According to Fritz, English’s success on the court is what she aims to achieve. 

“I was always trying to beat Miege and get my program to where his program was,” Fritz said. “He always set the standards for me as a coach.”

Fritz has coached at Blue Valley North for 27 years. 

“As long as I’ve been doing basketball, English has been part of it,” Fritz said. “It will be weird because I really do not know basketball without him. He was always a role model.” 

As a Catholic rival, Saint Thomas Aquinas head girls basketball coach Rick Hetzel said that playing against Miege is like competing against a  brother. 

“As a coach you want to say that every game is just as important, but there is something a little bit different,” Hetzel said. “It is just more exciting.
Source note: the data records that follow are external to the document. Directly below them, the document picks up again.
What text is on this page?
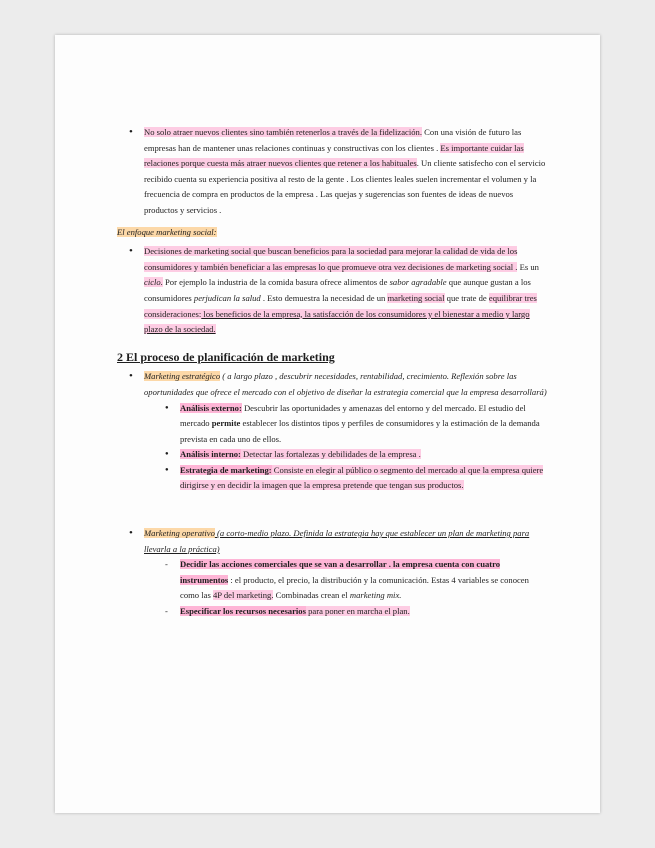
• No solo atraer nuevos clientes sino también retenerlos a través de la fidelización. Con una visión de futuro las empresas han de mantener unas relaciones continuas y constructivas con los clientes . Es importante cuidar las relaciones porque cuesta más atraer nuevos clientes que retener a los habituales. Un cliente satisfecho con el servicio recibido cuenta su experiencia positiva al resto de la gente . Los clientes leales suelen incrementar el volumen y la frecuencia de compra en productos de la empresa . Las quejas y sugerencias son fuentes de ideas de nuevos productos y servicios .

El enfoque marketing social:

• Decisiones de marketing social que buscan beneficios para la sociedad para mejorar la calidad de vida de los consumidores y también beneficiar a las empresas lo que promueve otra vez decisiones de marketing social . Es un ciclo. Por ejemplo la industria de la comida basura ofrece alimentos de sabor agradable que aunque gustan a los consumidores perjudican la salud . Esto demuestra la necesidad de un marketing social que trate de equilibrar tres consideraciones: los beneficios de la empresa, la satisfacción de los consumidores y el bienestar a medio y largo plazo de la sociedad.
2 El proceso de planificación de marketing
• Marketing estratégico ( a largo plazo , descubrir necesidades, rentabilidad, crecimiento. Reflexión sobre las oportunidades que ofrece el mercado con el objetivo de diseñar la estrategia comercial que la empresa desarrollará)
● Análisis externo: Descubrir las oportunidades y amenazas del entorno y del mercado. El estudio del mercado permite establecer los distintos tipos y perfiles de consumidores y la estimación de la demanda prevista en cada uno de ellos.
● Análisis interno: Detectar las fortalezas y debilidades de la empresa .
● Estrategia de marketing: Consiste en elegir al público o segmento del mercado al que la empresa quiere dirigirse y en decidir la imagen que la empresa pretende que tengan sus productos.
• Marketing operativo (a corto-medio plazo. Definida la estrategia hay que establecer un plan de marketing para llevarla a la práctica)
- Decidir las acciones comerciales que se van a desarrollar . la empresa cuenta con cuatro instrumentos : el producto, el precio, la distribución y la comunicación. Estas 4 variables se conocen como las 4P del marketing. Combinadas crean el marketing mix.
- Especificar los recursos necesarios para poner en marcha el plan.
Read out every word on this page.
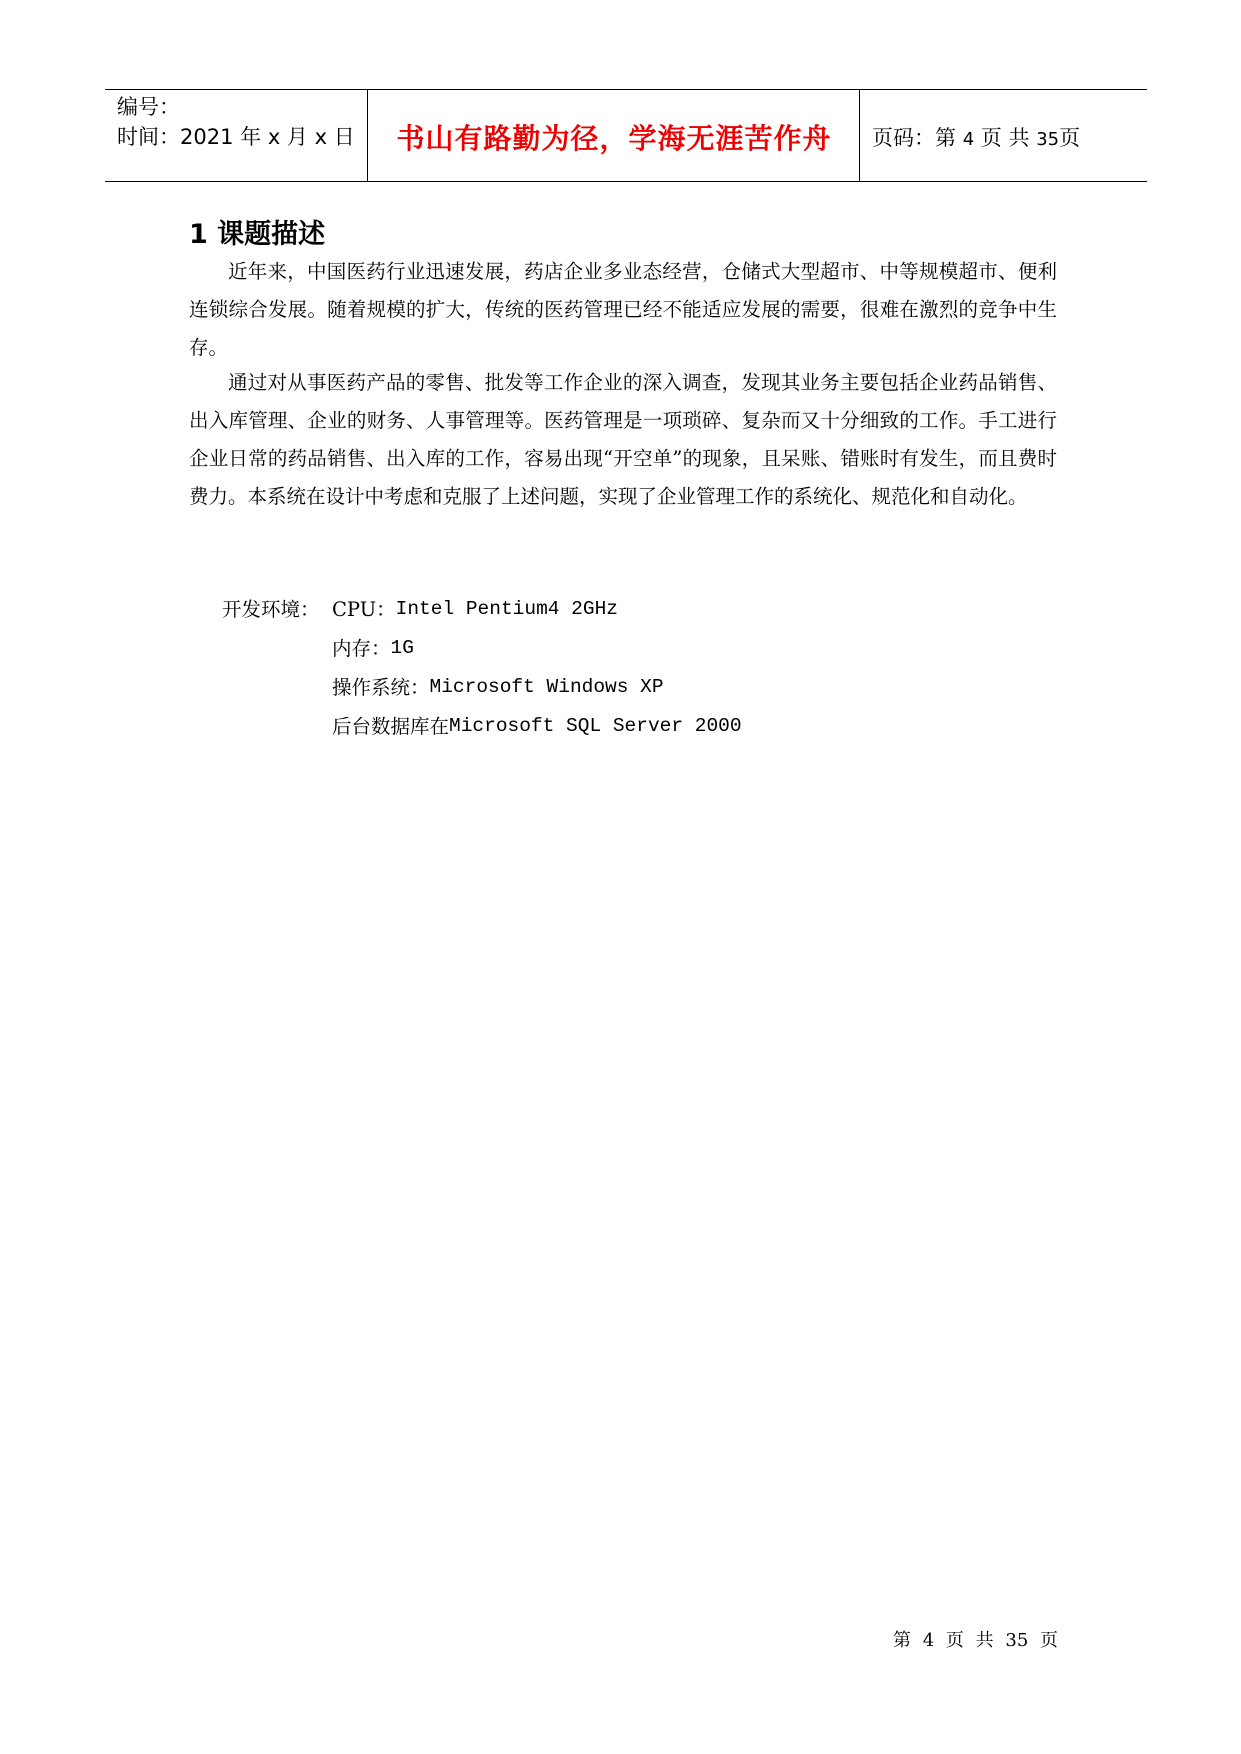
编号：
时间：2021 年 x 月 x 日	书山有路勤为径，学海无涯苦作舟	页码：第 4 页 共 35页
1 课题描述

近年来，中国医药行业迅速发展，药店企业多业态经营，仓储式大型超市、中等规模超市、便利连锁综合发展。随着规模的扩大，传统的医药管理已经不能适应发展的需要，很难在激烈的竞争中生存。

通过对从事医药产品的零售、批发等工作企业的深入调查，发现其业务主要包括企业药品销售、出入库管理、企业的财务、人事管理等。医药管理是一项琐碎、复杂而又十分细致的工作。手工进行企业日常的药品销售、出入库的工作，容易出现“开空单”的现象，且呆账、错账时有发生，而且费时费力。本系统在设计中考虑和克服了上述问题，实现了企业管理工作的系统化、规范化和自动化。

开发环境： CPU： Intel Pentium4 2GHz
内存： 1G
操作系统： Microsoft Windows XP
后台数据库在 Microsoft SQL Server 2000
第 4 页 共 35 页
People care more, and you can just feel it in the gym.” 

This season is Hetzel’s 25th year as Aquinas head coach and he attributes part of his coaching ability to finding ways to compete against English’s success. 

“The best compliment I can give him is that he made me a better coach just by the fact of how hard we had to play against Miege each time,” Hetzel said. 

Both Fritz and Hetzel said the thing they will miss most about English is his competitiveness. 

“I would like to think that he brought out the best in me, and I think the same that I did for him also,” Hetzel said. 

According to Fritz, playing English each season was memorable. 

“Every time you played him, there was something special,” Fritz said. “He set the standards for girls basketball in the Kansas City area. Everyone is trying to reach him.”